While similar, these are distinct sets of variables. One obvious difference is that the Horseshoe gives weight to tc (serum total cholesterol) and the Lasso estimate does not.

Figure 1 compares the Lasso and the Horseshoe parameter estimates for the variables above.

Figure 1: Lasso and Horseshoe parameter estimates

Epistemology of the corral

It is worth highlighting that while these two sparsity-inducing approaches to linear regression both beat OLS, they lead us to believe there are different sets of "relevant" variables (i.e., variables whose coefficients are non-zero). It would seem that there are different ways to bet on sparsity.

What interpretation should we give each variable selection procedure and the estimated coefficient values for these two different models? One might argue that in practice this isn't a pressing concern; those using the Lasso or the Horseshoe will be happy to have a reliable alternative to the OLS estimates. On the other hand, it is easy to imagine contexts where we want to understand the relationship among variables.4 And in the back of our minds ought to be the concern that all these variables are related in some way to the outcome—that is, there is no such thing as a coefficient of zero.


Carvalho, Carlos M., Nicholas G. Polson, and James G. Scott. “Handling Sparsity via the Horseshoe.” Journal of Machine Learning Research W&CP 5, no. 73–80 (2009): 111.

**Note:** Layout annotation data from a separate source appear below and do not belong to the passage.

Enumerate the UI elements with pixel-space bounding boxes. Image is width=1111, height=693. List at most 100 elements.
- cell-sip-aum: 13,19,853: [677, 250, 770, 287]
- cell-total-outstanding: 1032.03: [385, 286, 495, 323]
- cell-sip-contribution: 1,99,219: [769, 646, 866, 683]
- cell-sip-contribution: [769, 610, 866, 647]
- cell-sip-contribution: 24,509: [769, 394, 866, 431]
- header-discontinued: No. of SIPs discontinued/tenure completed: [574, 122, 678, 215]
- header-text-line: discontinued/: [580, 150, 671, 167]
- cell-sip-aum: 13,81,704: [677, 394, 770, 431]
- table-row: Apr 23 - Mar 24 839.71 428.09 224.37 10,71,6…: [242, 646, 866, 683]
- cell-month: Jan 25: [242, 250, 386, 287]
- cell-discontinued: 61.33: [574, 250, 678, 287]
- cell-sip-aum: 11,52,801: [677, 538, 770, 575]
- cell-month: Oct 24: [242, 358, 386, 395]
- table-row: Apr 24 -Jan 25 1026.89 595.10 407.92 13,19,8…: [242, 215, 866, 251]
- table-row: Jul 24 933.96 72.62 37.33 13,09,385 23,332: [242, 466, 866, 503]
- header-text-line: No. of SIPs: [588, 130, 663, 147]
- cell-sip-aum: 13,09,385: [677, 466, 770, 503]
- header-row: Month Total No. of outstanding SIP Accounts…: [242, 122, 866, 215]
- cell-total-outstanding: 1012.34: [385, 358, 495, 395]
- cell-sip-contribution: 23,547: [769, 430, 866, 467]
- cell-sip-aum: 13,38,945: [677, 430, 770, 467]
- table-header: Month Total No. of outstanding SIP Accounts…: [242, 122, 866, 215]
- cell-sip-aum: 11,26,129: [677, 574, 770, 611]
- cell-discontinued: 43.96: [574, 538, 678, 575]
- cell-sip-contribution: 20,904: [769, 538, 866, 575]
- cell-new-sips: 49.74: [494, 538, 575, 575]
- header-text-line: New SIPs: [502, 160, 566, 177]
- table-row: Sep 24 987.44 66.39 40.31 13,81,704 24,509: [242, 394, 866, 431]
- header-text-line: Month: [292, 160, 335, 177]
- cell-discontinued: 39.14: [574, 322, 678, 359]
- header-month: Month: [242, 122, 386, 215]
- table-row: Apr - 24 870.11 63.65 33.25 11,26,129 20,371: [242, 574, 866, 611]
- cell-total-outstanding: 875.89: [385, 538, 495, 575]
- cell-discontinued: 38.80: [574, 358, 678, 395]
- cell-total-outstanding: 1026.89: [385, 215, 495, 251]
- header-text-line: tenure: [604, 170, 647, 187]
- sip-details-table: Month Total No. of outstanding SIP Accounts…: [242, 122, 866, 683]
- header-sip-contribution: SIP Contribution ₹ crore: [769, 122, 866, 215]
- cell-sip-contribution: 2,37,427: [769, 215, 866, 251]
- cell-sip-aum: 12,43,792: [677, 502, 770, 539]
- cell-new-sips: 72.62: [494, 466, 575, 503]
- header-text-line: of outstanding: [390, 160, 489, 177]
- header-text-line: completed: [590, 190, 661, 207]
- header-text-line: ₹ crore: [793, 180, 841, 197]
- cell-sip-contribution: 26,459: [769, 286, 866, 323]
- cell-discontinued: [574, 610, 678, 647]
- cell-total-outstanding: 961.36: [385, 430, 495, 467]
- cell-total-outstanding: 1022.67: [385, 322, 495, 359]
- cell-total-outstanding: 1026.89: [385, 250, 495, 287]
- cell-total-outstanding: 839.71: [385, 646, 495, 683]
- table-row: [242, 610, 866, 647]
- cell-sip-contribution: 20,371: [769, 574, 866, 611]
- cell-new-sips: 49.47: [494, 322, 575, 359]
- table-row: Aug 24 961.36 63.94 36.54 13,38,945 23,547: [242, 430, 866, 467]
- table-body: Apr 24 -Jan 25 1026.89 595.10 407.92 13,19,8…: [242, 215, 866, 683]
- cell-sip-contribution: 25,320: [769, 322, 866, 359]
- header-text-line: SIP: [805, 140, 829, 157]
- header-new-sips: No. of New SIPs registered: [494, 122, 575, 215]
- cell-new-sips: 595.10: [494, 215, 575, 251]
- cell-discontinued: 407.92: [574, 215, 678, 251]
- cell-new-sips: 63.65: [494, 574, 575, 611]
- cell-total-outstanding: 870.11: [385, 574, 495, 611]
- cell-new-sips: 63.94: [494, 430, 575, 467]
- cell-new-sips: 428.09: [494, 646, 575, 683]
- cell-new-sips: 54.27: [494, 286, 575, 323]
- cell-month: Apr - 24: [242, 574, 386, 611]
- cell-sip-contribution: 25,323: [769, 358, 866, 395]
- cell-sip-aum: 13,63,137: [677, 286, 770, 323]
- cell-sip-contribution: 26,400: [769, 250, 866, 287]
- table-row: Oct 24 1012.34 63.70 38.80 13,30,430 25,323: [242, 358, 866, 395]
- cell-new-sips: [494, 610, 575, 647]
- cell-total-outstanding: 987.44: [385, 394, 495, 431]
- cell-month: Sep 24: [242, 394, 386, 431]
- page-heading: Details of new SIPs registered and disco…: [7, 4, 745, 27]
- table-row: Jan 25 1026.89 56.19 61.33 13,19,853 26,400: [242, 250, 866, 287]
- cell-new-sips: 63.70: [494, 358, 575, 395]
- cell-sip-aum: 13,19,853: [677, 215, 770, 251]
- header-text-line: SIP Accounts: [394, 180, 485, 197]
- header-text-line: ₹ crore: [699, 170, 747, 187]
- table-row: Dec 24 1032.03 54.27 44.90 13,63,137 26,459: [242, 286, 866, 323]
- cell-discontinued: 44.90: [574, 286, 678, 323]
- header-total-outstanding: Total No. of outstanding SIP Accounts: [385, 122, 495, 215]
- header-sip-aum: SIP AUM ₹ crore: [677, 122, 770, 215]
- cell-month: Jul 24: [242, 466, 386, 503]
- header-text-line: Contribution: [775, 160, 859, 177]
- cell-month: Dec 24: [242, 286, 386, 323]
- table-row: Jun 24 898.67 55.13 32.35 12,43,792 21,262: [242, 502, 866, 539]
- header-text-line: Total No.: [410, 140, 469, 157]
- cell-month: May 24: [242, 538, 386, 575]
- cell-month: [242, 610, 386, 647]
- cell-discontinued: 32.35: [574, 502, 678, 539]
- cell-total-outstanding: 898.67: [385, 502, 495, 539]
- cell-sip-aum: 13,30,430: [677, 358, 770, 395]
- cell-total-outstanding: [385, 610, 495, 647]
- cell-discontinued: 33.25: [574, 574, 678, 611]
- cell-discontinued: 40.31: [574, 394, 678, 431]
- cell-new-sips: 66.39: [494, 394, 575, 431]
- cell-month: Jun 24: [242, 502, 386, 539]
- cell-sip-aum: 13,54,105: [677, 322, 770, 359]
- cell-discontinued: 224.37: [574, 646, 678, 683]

Gelman et al. Bayesian Data Analysis. 3rd ed. Chapman and Hall/CRC, 2013.

Hoff, Peter D. A First Course in Bayesian Statistical Methods. New York: Springer, 2009.

Tibshirani, R. (1996). "Regression shrinkage and selection via the lasso". Journal of the Royal Statistical Society, Series B 58 (1): 267–288.


  1. I am following the setup described in chapter 9 of Hoff (2009). In that chapter Hoff considers a (Bayesian) model averaged estimate of the regression coefficients. The approach he describes in the chapter performs better than the Horseshoe. Unfortunately the Bayesian model averaging approach cannot currently be implemented in Stan. If you're interested in this approach, check out the R package BMA

  2. Those new to Stan may find the Stan manual helpful. The latent variable formulation of the Horsehoe is

    $$\begin{aligned} (\beta_i|\lambda_i, \tau) \sim N(0, \lambda_i^2\tau^2)\\\\ \lambda_i \sim C^+(0, 1)\\\\ \end{aligned}$$
    where \(C^+(0, 1)\) is the half-Cauchy distribution.  

  3. The data has been standardized, so a change in one standard deviation in the relevant variable corresponds to a 0.01 standard deviation shift in the target variable. 

  4. For more discussion see Gelman et al. (2013), p. 368-369.